So, in the last post I discussed why it's important to move properly and how you can't really expect to train at full bore unless you do. Without functional, basic human movement patterns as your foundation, you will be running and training on dysfunctional movement patterns. That doesn't sound good, but what does that mean exactly? Without getting all anatomical on you, it simply means that if you can't move the way you were designed to move, your risk of injury goes up. Over the years, especially if you've been inactive or sustained previous injury, your body has figured out some preferred ways to move without pain.
You never realized it at the time, but that ankle sprain that took forever to heal? It caused your gait to change slightly to avoid the pain. Meanwhile, your ankle became stiff (who does those PT exercises, anyway? You should've!) and, to compensate for the lack of mobility, your knee began to to de-stabilize. Would you like a wobbly knee to go with those 10,000 strides, sir?

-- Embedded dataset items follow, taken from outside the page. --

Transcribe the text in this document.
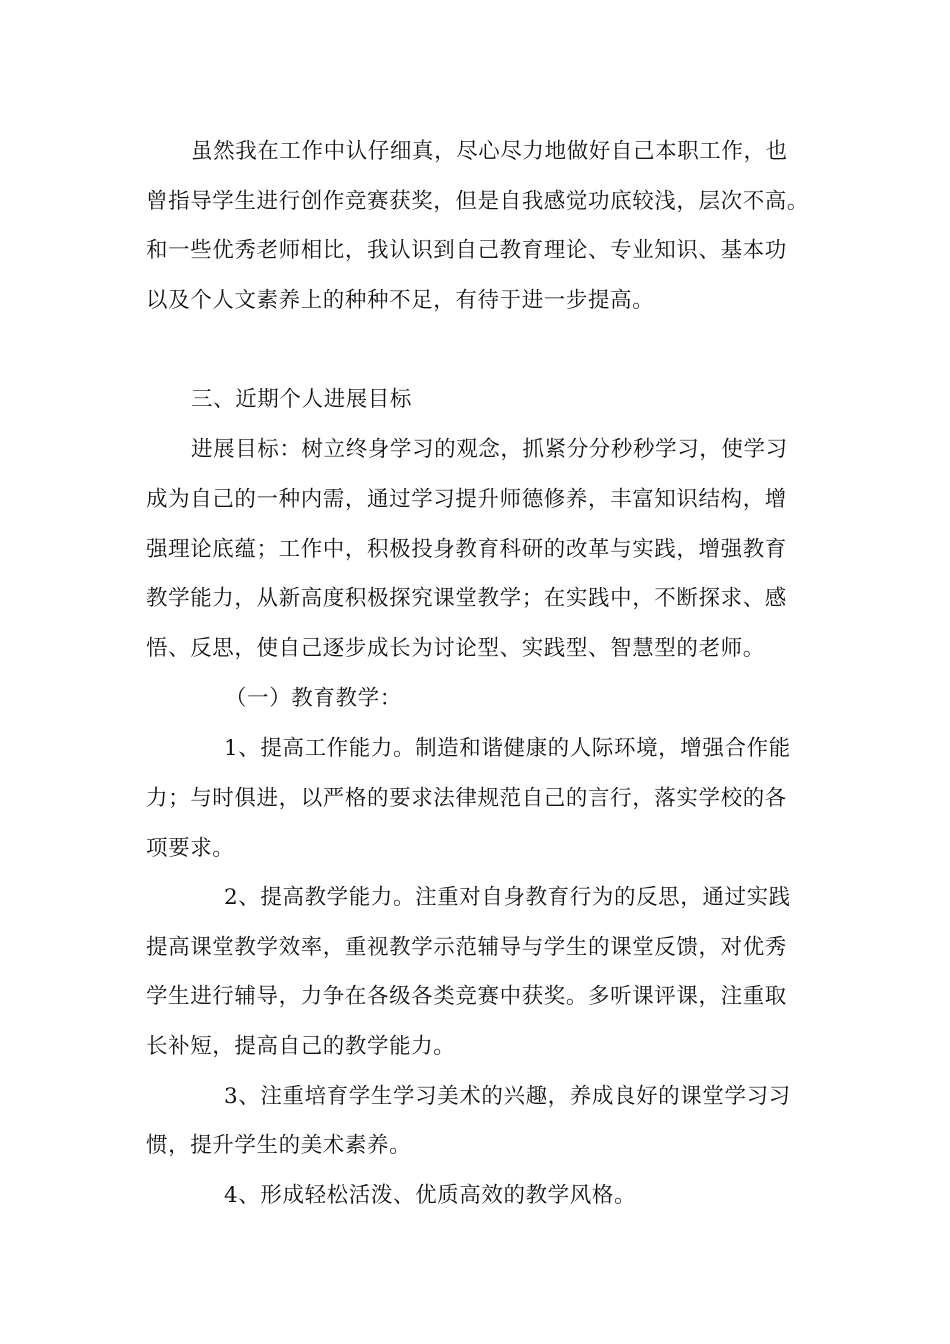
虽然我在工作中认仔细真，尽心尽力地做好自己本职工作，也
曾指导学生进行创作竞赛获奖，但是自我感觉功底较浅，层次不高。
和一些优秀老师相比，我认识到自己教育理论、专业知识、基本功
以及个人文素养上的种种不足，有待于进一步提高。
三、近期个人进展目标
进展目标：树立终身学习的观念，抓紧分分秒秒学习，使学习
成为自己的一种内需，通过学习提升师德修养，丰富知识结构，增
强理论底蕴；工作中，积极投身教育科研的改革与实践，增强教育
教学能力，从新高度积极探究课堂教学；在实践中，不断探求、感
悟、反思，使自己逐步成长为讨论型、实践型、智慧型的老师。
（一）教育教学：
1、提高工作能力。制造和谐健康的人际环境，增强合作能
力；与时俱进，以严格的要求法律规范自己的言行，落实学校的各
项要求。
2、提高教学能力。注重对自身教育行为的反思，通过实践
提高课堂教学效率，重视教学示范辅导与学生的课堂反馈，对优秀
学生进行辅导，力争在各级各类竞赛中获奖。多听课评课，注重取
长补短，提高自己的教学能力。
3、注重培育学生学习美术的兴趣，养成良好的课堂学习习
惯，提升学生的美术素养。
4、形成轻松活泼、优质高效的教学风格。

Or how about those 'supportive', heavily cushioned shoes that we were all told to wear? Your feet were coddled and protected from our modern day concrete environment. How nice. But perhaps the protection was too much and it never allowed your foot to develop enough strength and stability. Weak, unstable feet? Gee, let's go for a 10 miler today!
Where to start? Always with mobility. Do the joints or structures that are supposed to be mobile have enough mobility? If not, then we have to earn some.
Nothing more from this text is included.